The Silent Generation is comprised of the the smallest number of children born since the
early 1900s. In many ways the Silent Generation constitutes the last ones with their unique life experiences.

They are the last generation, climbing out of the depression, who can remember the winds of war and the impact of a world at war which rattled the structure of daily life for years.

They are the last to remember ration books for everything from gas to sugar to shoes to stoves. They saved tin foil and poured fat into tin cans. They remember cars up on blocks because tires weren’t available. They were the last to see the gold stars in the front windows of grieving neighbors whose sons died in the war. They saw the ‘boys’ home from the war, build their little houses.

They were the last generation who spent childhood without television; instead, they imagined what they heard on the radio. With no TV, they spent their childhood “playing outside” and doing so on their own. There was no Little League. There was no city playground for kids. The lack of television in their early years meant, for most, that they had little real understanding of what the world was like.

On Saturday afternoons, the movies, gave them newsreels of the war sandwiched in between westerns and cartoons. Telephones were one to a house, often shared (party lines) and hung on the wall. Computers were called adding machines – they only added and were hand cranked. Calculating was done with a slide rule. Typewriters were driven by pounding fingers, throwing the carriage and changing the ribbon. The internet and Google did not exist. Newspapers and magazines were written for adults and the news was broadcast on the radio in the evening.

As the Silent Generation grew up, the country was exploding with growth. The GI Bill gave returning veterans the means to get an education and spurred colleges to grow. VA loans fanned a housing boom. Pent up demand coupled with new installment payment plans put factories to work. New highways would bring jobs and mobility. The veterans joined civic clubs and became active in politics.

Parents were suddenly free from the confines of the depression and the war, and threw themselves into exploring opportunities they had never imagined. The kids weren’t neglected, but they weren’t today’s all-consuming family focus. Parents were glad the kids played by themselves until the street lights came on. The parents were busy discovering the post war world.

The Silent Generation entered a world of overflowing plenty and opportunity; a world where they were welcomed. They enjoyed the luxury of feeling secure in their future.

Depression poverty was deep rooted. Polio was still a crippler. The Korean War was a dark presage in the early 50s and by mid-decade school children were ducking under desks for Air-Raid training.
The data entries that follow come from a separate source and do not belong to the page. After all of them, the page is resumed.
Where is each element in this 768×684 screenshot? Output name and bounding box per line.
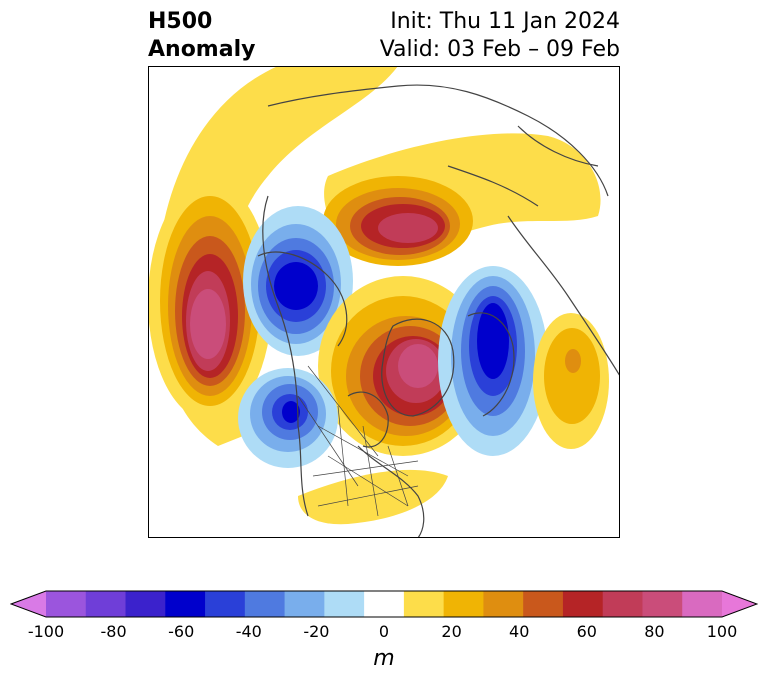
colorbar-outline: [10, 590, 758, 618]
colorbar-ticks: -100 -80 -60 -40 -20 0 20 40 60 80 100: [0, 622, 768, 646]
valid-range: Valid: 03 Feb – 09 Feb: [379, 37, 620, 62]
colorbar-over-arrow: [722, 591, 757, 617]
colorbar-segment: [364, 591, 405, 617]
colorbar-segment: [562, 591, 604, 617]
anomaly-asia-positive: [533, 313, 609, 449]
colorbar-segment: [443, 591, 484, 617]
colorbar-segment: [125, 591, 166, 617]
colorbar-segment: [483, 591, 524, 617]
anomaly-pacific-positive: [148, 181, 272, 421]
colorbar-tick-label: 60: [576, 622, 597, 641]
colorbar-tick-label: -20: [303, 622, 330, 641]
anomaly-alaska-negative: [243, 206, 353, 356]
colorbar-segment: [682, 591, 723, 617]
colorbar-segment: [642, 591, 683, 617]
colorbar-segment: [284, 591, 325, 617]
colorbar-segment: [85, 591, 127, 617]
init-date: Init: Thu 11 Jan 2024: [390, 9, 620, 34]
colorbar-segment: [602, 591, 643, 617]
colorbar-segment: [324, 591, 365, 617]
political-borders: [297, 365, 419, 517]
map-border: [148, 66, 620, 538]
title-variable: H500: [148, 9, 213, 34]
colorbar-tick-label: -80: [100, 622, 127, 641]
colorbar-tick-label: 80: [644, 622, 665, 641]
colorbar-segment: [403, 591, 445, 617]
anomaly-map: [148, 66, 620, 538]
colorbar: [10, 590, 758, 618]
colorbar-tick-label: -60: [168, 622, 195, 641]
colorbar-segment: [46, 591, 87, 617]
colorbar-tick-label: 20: [441, 622, 462, 641]
colorbar-tick-label: -100: [27, 622, 65, 641]
anomaly-arctic-positive: [323, 176, 473, 266]
anomaly-westna-negative: [238, 368, 338, 468]
colorbar-under-arrow: [11, 591, 46, 617]
colorbar-tick-label: 100: [706, 622, 738, 641]
colorbar-tick-label: -40: [235, 622, 262, 641]
colorbar-tick-label: 40: [509, 622, 530, 641]
coastlines: [257, 84, 620, 538]
colorbar-unit: m: [373, 646, 395, 671]
colorbar-segment: [165, 591, 206, 617]
anomaly-europe-negative: [438, 266, 548, 456]
title-left: H500 Anomaly: [148, 8, 255, 64]
colorbar-segment: [205, 591, 246, 617]
title-field: Anomaly: [148, 37, 256, 62]
colorbar-tick-label: 0: [378, 622, 390, 641]
anomaly-atlantic-positive: [298, 469, 448, 525]
colorbar-segment: [523, 591, 564, 617]
colorbar-segment: [244, 591, 286, 617]
title-right: Init: Thu 11 Jan 2024 Valid: 03 Feb – 09…: [380, 8, 620, 64]
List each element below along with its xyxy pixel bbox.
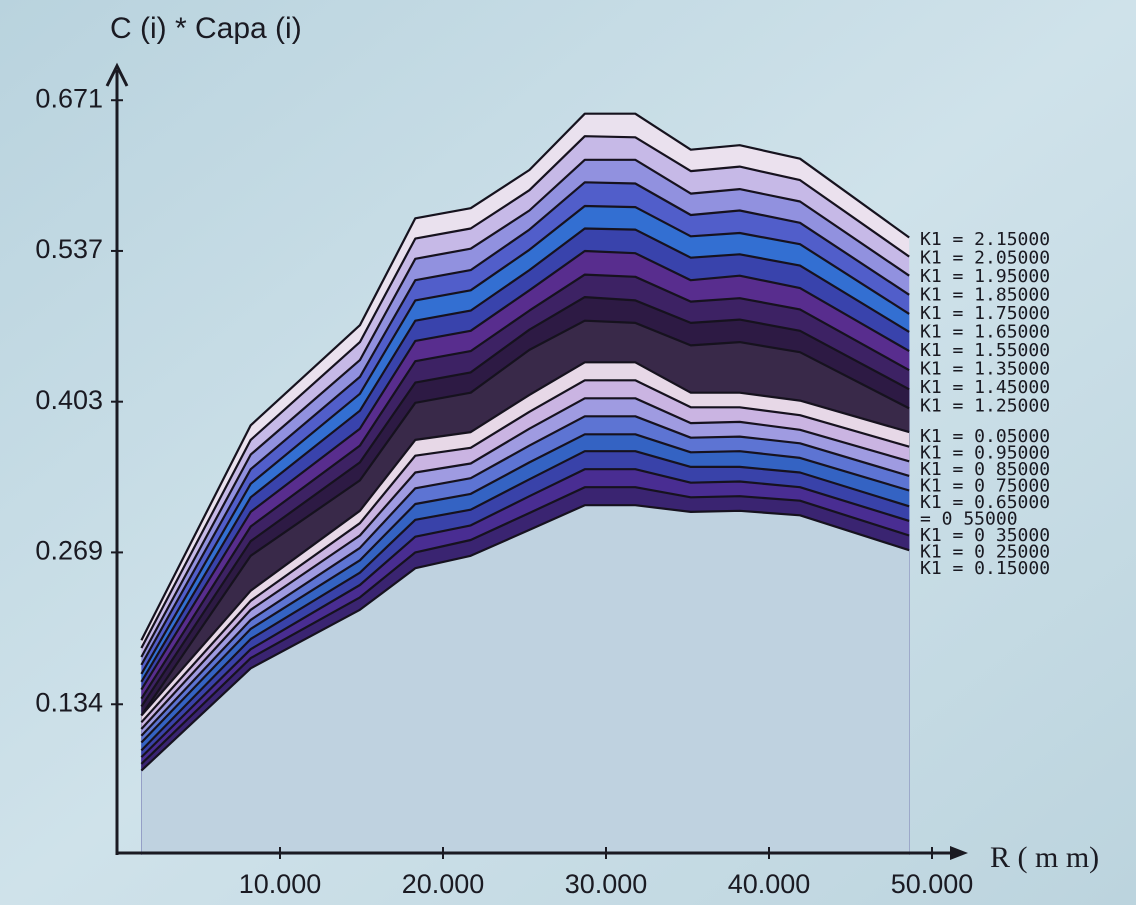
- series-label: K1 = 0 75000: [920, 476, 1050, 497]
- series-line: [140, 468, 910, 758]
- x-tick-label: 50.000: [891, 869, 974, 899]
- series-line: [140, 504, 910, 772]
- series-line: [140, 273, 910, 700]
- series-label: K1 = 0 35000: [920, 525, 1050, 546]
- series-label: K1 = 1.65000: [920, 322, 1050, 343]
- series-label: K1 = 0.95000: [920, 443, 1050, 464]
- series-label: K1 = 0.65000: [920, 492, 1050, 513]
- y-tick-label: 0.537: [35, 234, 103, 264]
- x-axis-title: R ( m m): [990, 841, 1099, 874]
- series-label: K1 = 1.25000: [920, 396, 1050, 417]
- series-label: K1 = 1.85000: [920, 285, 1050, 306]
- series-label: K1 = 1.75000: [920, 303, 1050, 324]
- series-label: K1 = 0.15000: [920, 558, 1050, 579]
- series-line: [140, 319, 910, 717]
- series-label: K1 = 1.95000: [920, 266, 1050, 287]
- series-line: [140, 112, 910, 641]
- x-tick-label: 40.000: [728, 869, 811, 899]
- x-tick-label: 10.000: [239, 869, 322, 899]
- series-line: [140, 415, 910, 737]
- series-line: [140, 135, 910, 649]
- series-label: K1 = 2.15000: [920, 229, 1050, 250]
- series-label: K1 = 1.45000: [920, 377, 1050, 398]
- x-axis-arrow: [950, 846, 968, 860]
- series-label: K1 = 2.05000: [920, 248, 1050, 269]
- series-label: K1 = 0.05000: [920, 426, 1050, 447]
- series-line: [140, 158, 910, 658]
- y-axis-title: C (i) * Capa (i): [110, 12, 302, 45]
- series-line: [140, 397, 910, 730]
- series-label: K1 = 0 85000: [920, 459, 1050, 480]
- series-label: = 0 55000: [920, 509, 1018, 530]
- series-line: [140, 361, 910, 717]
- y-tick-label: 0.671: [35, 83, 103, 113]
- y-tick-label: 0.134: [35, 687, 103, 717]
- series-line: [140, 204, 910, 675]
- series-band: [141, 505, 910, 855]
- series-line: [140, 296, 910, 708]
- x-tick-label: 30.000: [565, 869, 648, 899]
- y-axis-arrow: [105, 62, 129, 87]
- series-line: [140, 227, 910, 683]
- series-line: [140, 181, 910, 666]
- series-line: [140, 450, 910, 752]
- series-line: [140, 379, 910, 724]
- y-tick-label: 0.403: [35, 385, 103, 415]
- series-line: [140, 249, 910, 691]
- series-line: [140, 433, 910, 744]
- series-line: [140, 486, 910, 765]
- series-label: K1 = 1.55000: [920, 340, 1050, 361]
- series-label: K1 = 0 25000: [920, 542, 1050, 563]
- series-label: K1 = 1.35000: [920, 359, 1050, 380]
- x-tick-label: 20.000: [402, 869, 485, 899]
- y-tick-label: 0.269: [35, 536, 103, 566]
- axes: [105, 62, 968, 860]
- plot-area: [140, 112, 910, 856]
Russia lowered the “Iron Curtain” and China became Red China. President Eisenhower sent the first ‘advisers’ to Vietnam. Castro set up camp in Cuba and Khrushchev came to power in the Soviet Union.

This was the last generation to experience an interlude when there were no threats to our homeland.
They came of age in the 40s and 50s. The war was over and the cold war, terrorism, “global warming” and perpetual economic insecurity had yet to haunt life with unease.

Only this generation can remember both a time of great war, and a time when our world was secure and full of bright promise and plenty. They have lived through both. They grew up at the best possible time, a time when the world was getting better. not worse.

More than 99% of the Silent Generation now is either retired or deceased.